Para Milton, a liberdade de expressão é um direito natural e inalienável, essencial para a dignidade humana e o funcionamento saudável da Justiça. É um pilar fundamental de uma sociedade justa e próspera.

A questão era também pessoal para Milton, pois ele próprio havia sofrido censura. Seu tratado em defesa do divórcio, publicado anonimamente e sem licença, foi condenado por heresia e por promover a libertinagem sexual.

Ao impedir a disseminação de ideias, a censura impede a sociedade da oportunidade de refutar argumentos falsos. Por isso mesmo, acreditava Milton, até mesmo os livros ruins ou heréticos devem ser publicados livremente, porque podemos aprender com seus erros.

“Deus dotou cada pessoa com a razão, o livre arbítrio e a consciência para julgar as ideias, que devem ser aprovadas ou rejeitadas por escolha do próprio leitor, não por uma autoridade do governo”, escreve Milton. "Dê-me a liberdade de saber, de falar e de argumentar livremente de acordo com a consciência, acima de todas as liberdades", ele continua, inaugurando a tese de a liberdade de expressão é a mais importante de todas as liberdades, já que, sem ela, todas as outras liberdades correm risco.

Sempre segundo o autor, a censura é moralmente prejudicial porque infantiliza a sociedade e impede o cidadão de julgar por si o que é verdadeiro ou falso. Mas não é só isso: a censura é também ineficaz, porque pode atrapalhar e retardar, mas não consegue impedir a disseminação do pensamento crítico, que sempre encontrará uma maneira de se espalhar, mesmo sem VPN.

Milton prossegue: “A constatação dos limites do conhecimento humano implica tanto a necessidade do pluralismo para o progresso espiritual da coletividade quanto a desconfiança em relação à autoridade dos censores, os quais, para exercer tal função, deveriam ser dotados da graça da infalibilidade e da incorruptibilidade, o que obviamente não é o caso”.

E conclui: “Todos somos falíveis, inclusive os censores. Tanto os governantes podem escolher mal os censores quanto os censores podem julgar mal os livros. Além disso, as pessoas não podem ser tratadas como crianças necessitadas de tutela. Serão elas levianas, imorais, sem formação sólida, doentes, debilitadas, num estado de tão pouca fé e fraco discernimento que seriam incapazes de engolir nada que não passasse pelo filtro de um censor? A determinação do verdadeiro e do falso, do que deve ser publicado ou suprimido, não pode estar nas mãos de poucos”.

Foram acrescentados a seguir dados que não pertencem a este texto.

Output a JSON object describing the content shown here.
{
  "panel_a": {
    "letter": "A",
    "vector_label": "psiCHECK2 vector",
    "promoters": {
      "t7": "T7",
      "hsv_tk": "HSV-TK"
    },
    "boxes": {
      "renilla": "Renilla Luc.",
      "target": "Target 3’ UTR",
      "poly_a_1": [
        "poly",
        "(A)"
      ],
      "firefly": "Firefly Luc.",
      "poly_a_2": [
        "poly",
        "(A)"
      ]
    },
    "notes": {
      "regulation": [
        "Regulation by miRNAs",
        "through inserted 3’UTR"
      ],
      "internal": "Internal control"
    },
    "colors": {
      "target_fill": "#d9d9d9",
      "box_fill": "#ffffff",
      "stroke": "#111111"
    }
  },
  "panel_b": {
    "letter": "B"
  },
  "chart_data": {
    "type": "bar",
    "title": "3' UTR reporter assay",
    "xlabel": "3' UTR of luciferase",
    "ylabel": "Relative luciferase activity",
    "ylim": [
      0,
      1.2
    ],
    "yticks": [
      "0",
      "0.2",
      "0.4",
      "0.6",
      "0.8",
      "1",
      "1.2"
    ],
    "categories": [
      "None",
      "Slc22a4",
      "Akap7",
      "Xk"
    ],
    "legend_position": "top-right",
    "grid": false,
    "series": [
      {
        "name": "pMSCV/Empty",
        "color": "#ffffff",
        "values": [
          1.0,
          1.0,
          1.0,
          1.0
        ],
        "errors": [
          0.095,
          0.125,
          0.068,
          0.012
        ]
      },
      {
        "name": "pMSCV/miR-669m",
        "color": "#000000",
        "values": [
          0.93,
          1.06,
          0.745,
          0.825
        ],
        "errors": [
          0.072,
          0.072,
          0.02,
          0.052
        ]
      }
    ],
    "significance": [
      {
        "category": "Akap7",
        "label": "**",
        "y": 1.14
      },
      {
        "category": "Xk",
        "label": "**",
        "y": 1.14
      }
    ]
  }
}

Retrato de Carlos I Stuart (1600-1649), rei da Inglaterra, obra de Gerard van Honthorst. (Foto: Jonathan Jansen/Essential Vermeer/Wikimedia Commons)

Outro argumento do autor é que a censura sufoca o progresso, ao impedir o acesso a informações e ideias que podem levar à inovação e ao desenvolvimento. Isso porque o progresso depende da capacidade das pessoas de refletir e discutir livremente, sem a interferência das autoridades – inclusive no contexto da religião, particularmente relevante na época: Milton achava que a censura religiosa era um grande obstáculo à verdadeira fé e ao crescimento espiritual.

Carlos I não teve um final feliz: acabou sendo preso e levado a julgamento em um tribunal especial, que o acusou de ser um "tirano, traidor, assassino e inimigo público". Considerado responsável pela eclosão da guerra civil, bem como pelas mortes e destruição que se seguiram, o rei foi condenado à morte e decapitado em 30 de janeiro de 1649, em uma cerimônia pública no Palácio de Whitehall, em Londres.

Foi a primeira vez que um monarca reinante foi julgado e executado por seu próprio povo, evento sem precedentes na história inglesa. Após a execução, a monarquia foi abolida e a Inglaterra foi declarada uma república, sob a liderança de Oliver Cromwell.

A execução de Carlos I trouxe uma novidade significativa na relação entre governantes e na Inglaterra: a ideia de que até mesmo um rei no poder deve ser responsabilizado por suas ações.